(Nick Maclaren) writes:
> >In an upcoming hardware design I'm thinking about using a CPU without
> >a floating point unit. The application uses floating point numbers,
> >so I'll have to do software emulation. However, I can't seem to find
> >any information on how long these operations might take in software.
> >I'm trying to figure out how much processing power I need & choose an
> >appropriate CPU.
> >I have plently of info on MIPS ratings for the CPU's, and I figured
> >out how many MFLOPS my application needs, but how do I figure out how
> >many MIPS it takes to do so many MFLOPS?
> >Does anyone know of any info resources or methods?
> Lots of the latter, but the former are mostly in people's heads or
> on paper.
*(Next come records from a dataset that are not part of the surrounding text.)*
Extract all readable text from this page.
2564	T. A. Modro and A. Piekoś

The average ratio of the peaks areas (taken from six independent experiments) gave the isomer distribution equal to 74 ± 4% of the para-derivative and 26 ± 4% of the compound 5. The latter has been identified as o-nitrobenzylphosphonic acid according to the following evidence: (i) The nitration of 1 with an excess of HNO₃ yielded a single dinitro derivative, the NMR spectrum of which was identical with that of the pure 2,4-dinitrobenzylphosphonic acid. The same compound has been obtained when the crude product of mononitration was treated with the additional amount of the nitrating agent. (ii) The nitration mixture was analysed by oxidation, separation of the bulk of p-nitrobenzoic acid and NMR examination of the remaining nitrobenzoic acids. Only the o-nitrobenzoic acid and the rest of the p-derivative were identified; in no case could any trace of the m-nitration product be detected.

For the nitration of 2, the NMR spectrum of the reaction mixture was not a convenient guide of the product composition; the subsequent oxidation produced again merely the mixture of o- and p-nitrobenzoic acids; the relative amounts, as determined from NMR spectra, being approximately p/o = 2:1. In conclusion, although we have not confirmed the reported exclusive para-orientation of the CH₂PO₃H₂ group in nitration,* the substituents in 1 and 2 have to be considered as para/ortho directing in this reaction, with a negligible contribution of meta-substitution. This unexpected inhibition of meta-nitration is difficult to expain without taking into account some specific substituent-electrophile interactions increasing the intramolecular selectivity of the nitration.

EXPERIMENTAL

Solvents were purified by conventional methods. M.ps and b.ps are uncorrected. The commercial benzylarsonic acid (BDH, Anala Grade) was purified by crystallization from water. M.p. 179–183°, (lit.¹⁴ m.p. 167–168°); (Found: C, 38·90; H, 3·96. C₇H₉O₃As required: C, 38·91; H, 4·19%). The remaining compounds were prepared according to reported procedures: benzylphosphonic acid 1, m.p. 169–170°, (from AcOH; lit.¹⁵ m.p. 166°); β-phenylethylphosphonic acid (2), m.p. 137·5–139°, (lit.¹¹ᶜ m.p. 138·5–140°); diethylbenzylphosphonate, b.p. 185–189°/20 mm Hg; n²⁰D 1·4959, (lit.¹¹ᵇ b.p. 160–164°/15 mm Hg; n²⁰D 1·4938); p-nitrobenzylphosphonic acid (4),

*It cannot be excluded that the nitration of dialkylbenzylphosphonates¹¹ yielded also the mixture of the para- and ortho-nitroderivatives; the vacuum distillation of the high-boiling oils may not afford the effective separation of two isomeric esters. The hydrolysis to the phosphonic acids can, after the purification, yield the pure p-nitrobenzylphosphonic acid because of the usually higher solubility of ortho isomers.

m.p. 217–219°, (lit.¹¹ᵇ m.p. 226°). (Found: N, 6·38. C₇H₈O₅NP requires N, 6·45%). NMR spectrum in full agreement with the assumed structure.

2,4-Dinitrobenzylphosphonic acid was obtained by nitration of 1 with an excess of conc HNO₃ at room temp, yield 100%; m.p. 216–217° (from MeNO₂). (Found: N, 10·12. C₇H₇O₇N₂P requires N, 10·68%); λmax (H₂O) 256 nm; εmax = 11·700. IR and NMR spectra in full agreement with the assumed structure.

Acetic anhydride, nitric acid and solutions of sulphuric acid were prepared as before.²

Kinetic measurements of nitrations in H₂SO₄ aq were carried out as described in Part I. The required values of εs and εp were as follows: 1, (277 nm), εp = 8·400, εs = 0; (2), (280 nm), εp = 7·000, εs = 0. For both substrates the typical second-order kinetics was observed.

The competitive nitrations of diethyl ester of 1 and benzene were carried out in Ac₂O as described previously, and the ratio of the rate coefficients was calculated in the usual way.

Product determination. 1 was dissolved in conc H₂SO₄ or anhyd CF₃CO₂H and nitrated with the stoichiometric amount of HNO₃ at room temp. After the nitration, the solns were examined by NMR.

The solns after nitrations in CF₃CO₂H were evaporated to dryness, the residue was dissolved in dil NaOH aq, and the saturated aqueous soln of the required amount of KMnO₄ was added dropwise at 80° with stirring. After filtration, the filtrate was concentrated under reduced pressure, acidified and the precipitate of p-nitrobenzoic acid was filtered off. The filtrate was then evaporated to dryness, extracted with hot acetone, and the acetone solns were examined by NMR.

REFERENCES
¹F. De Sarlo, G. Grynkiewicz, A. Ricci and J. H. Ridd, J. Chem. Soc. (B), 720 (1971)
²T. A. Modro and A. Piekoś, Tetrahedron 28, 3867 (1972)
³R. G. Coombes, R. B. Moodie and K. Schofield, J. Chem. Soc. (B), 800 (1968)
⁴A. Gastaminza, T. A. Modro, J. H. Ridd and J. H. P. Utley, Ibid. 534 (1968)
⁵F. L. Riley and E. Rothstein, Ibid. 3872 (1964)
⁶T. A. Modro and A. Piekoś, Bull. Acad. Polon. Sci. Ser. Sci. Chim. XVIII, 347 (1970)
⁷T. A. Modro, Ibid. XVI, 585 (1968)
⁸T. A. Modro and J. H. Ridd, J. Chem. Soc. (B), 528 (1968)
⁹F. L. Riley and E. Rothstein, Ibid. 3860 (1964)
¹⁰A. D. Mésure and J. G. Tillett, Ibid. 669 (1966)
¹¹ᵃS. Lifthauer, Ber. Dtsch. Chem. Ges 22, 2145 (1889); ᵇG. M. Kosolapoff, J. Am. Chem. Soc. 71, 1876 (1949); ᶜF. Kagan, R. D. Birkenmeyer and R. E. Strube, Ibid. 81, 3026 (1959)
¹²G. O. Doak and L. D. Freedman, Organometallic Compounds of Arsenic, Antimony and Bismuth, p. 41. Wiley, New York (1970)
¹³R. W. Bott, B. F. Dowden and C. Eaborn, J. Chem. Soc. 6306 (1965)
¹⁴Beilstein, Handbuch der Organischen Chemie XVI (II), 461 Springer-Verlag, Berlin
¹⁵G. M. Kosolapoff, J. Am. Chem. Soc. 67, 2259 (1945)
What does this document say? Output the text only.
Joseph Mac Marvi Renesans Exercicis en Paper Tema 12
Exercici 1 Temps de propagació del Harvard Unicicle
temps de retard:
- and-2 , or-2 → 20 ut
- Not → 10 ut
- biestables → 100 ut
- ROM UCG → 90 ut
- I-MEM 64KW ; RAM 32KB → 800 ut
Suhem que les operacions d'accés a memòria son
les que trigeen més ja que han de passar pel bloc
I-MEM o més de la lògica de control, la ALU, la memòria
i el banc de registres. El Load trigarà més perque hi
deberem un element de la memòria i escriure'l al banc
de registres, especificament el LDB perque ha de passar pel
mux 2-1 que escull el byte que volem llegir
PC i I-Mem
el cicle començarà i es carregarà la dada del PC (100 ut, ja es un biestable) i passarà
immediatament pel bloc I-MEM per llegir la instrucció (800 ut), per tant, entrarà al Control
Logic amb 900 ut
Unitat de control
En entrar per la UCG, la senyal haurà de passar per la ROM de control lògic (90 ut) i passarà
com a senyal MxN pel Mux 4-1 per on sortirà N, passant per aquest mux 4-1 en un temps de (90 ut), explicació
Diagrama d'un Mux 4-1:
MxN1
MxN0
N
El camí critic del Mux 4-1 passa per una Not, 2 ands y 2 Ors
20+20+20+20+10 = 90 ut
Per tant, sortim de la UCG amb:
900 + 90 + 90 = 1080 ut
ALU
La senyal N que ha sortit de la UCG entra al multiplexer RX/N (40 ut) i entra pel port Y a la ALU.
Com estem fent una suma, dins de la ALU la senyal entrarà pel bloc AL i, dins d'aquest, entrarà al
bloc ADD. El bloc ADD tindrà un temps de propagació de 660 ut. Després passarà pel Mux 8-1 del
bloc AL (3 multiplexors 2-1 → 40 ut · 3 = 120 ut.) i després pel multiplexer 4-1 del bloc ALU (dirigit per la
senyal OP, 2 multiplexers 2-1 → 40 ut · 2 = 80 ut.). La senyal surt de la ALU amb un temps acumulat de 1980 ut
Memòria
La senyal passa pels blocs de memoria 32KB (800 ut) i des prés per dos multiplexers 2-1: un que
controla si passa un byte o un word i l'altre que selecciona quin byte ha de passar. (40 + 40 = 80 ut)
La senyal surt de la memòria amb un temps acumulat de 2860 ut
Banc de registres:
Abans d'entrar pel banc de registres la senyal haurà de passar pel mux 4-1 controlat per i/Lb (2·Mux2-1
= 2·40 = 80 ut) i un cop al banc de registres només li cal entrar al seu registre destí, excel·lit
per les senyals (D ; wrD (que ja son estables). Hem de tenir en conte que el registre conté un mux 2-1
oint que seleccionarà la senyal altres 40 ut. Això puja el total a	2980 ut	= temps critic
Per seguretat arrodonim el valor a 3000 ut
Old paper.
> If you want to emulate a hardware floating-point format, you are
> talking hundreds of instructions or more, depending on how clever
> you are and the interface you use. If you merely want to implement
> floating-point in software, then you can get it down to tens of
> instructions. For example, holding floating-point numbers as a
> structure designed for software, like:
> struct (unsigned long mantissa, int exponent, unsigned char sign)
> is VASTLY easier than emulating IEEE. It's still thoroughly messy.
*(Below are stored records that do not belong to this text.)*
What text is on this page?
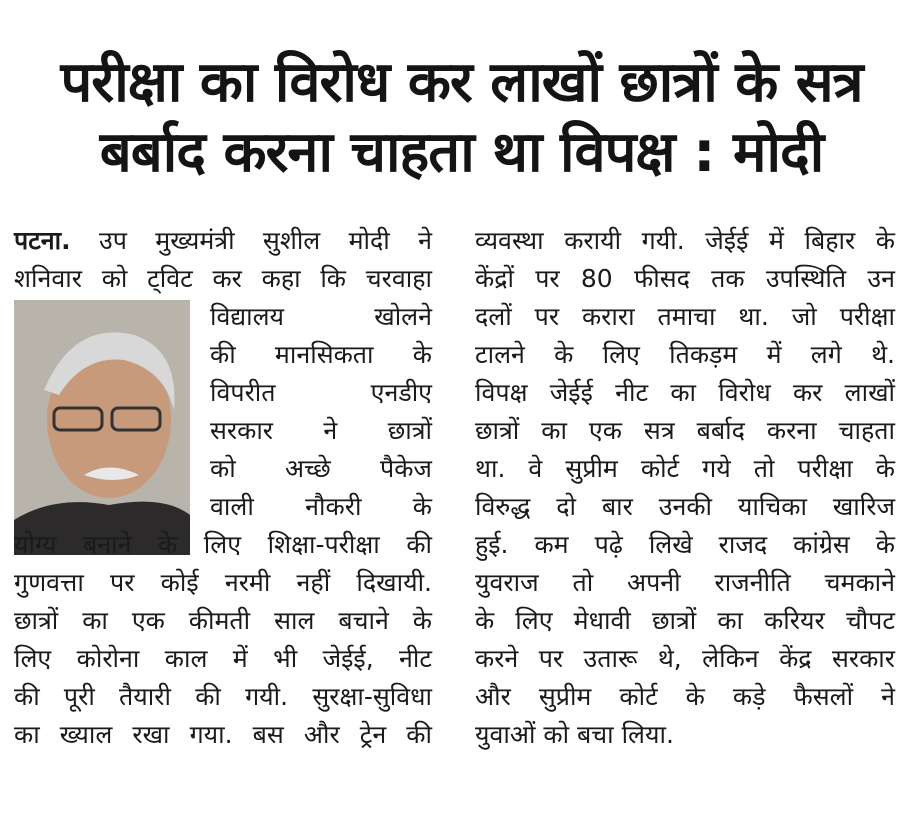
परीक्षा का विरोध कर लाखों छात्रों के सत्र
बर्बाद करना चाहता था विपक्ष : मोदी
पटना. उप मुख्यमंत्री सुशील मोदी ने
शनिवार को ट्विट कर कहा कि चरवाहा
विद्यालय खोलने
की मानसिकता के
विपरीत एनडीए
सरकार ने छात्रों
को अच्छे पैकेज
वाली नौकरी के
योग्य बनाने के लिए शिक्षा-परीक्षा की
गुणवत्ता पर कोई नरमी नहीं दिखायी.
छात्रों का एक कीमती साल बचाने के
लिए कोरोना काल में भी जेईई, नीट
की पूरी तैयारी की गयी. सुरक्षा-सुविधा
का ख्याल रखा गया. बस और ट्रेन की
व्यवस्था करायी गयी. जेईई में बिहार के
केंद्रों पर 80 फीसद तक उपस्थिति उन
दलों पर करारा तमाचा था. जो परीक्षा
टालने के लिए तिकड़म में लगे थे.
विपक्ष जेईई नीट का विरोध कर लाखों
छात्रों का एक सत्र बर्बाद करना चाहता
था. वे सुप्रीम कोर्ट गये तो परीक्षा के
विरुद्ध दो बार उनकी याचिका खारिज
हुई. कम पढ़े लिखे राजद कांग्रेस के
युवराज तो अपनी राजनीति चमकाने
के लिए मेधावी छात्रों का करियर चौपट
करने पर उतारू थे, लेकिन केंद्र सरकार
और सुप्रीम कोर्ट के कड़े फैसलों ने
युवाओं को बचा लिया.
And speaking of emulating IEEE 754 float operations, speed and
code size go south in a big hurry if infinities, denormalized
numbers, NaNs, and rounding are handled properly. Add some
more adverse impact if double-precision float is implemented
instead of or in addition to the usual single-precision float.
Regardless, MFLOPS will be measured in fractions and quite
small fractions at that. Any relation between MIPS and MFLOPS
will be purely coincidental.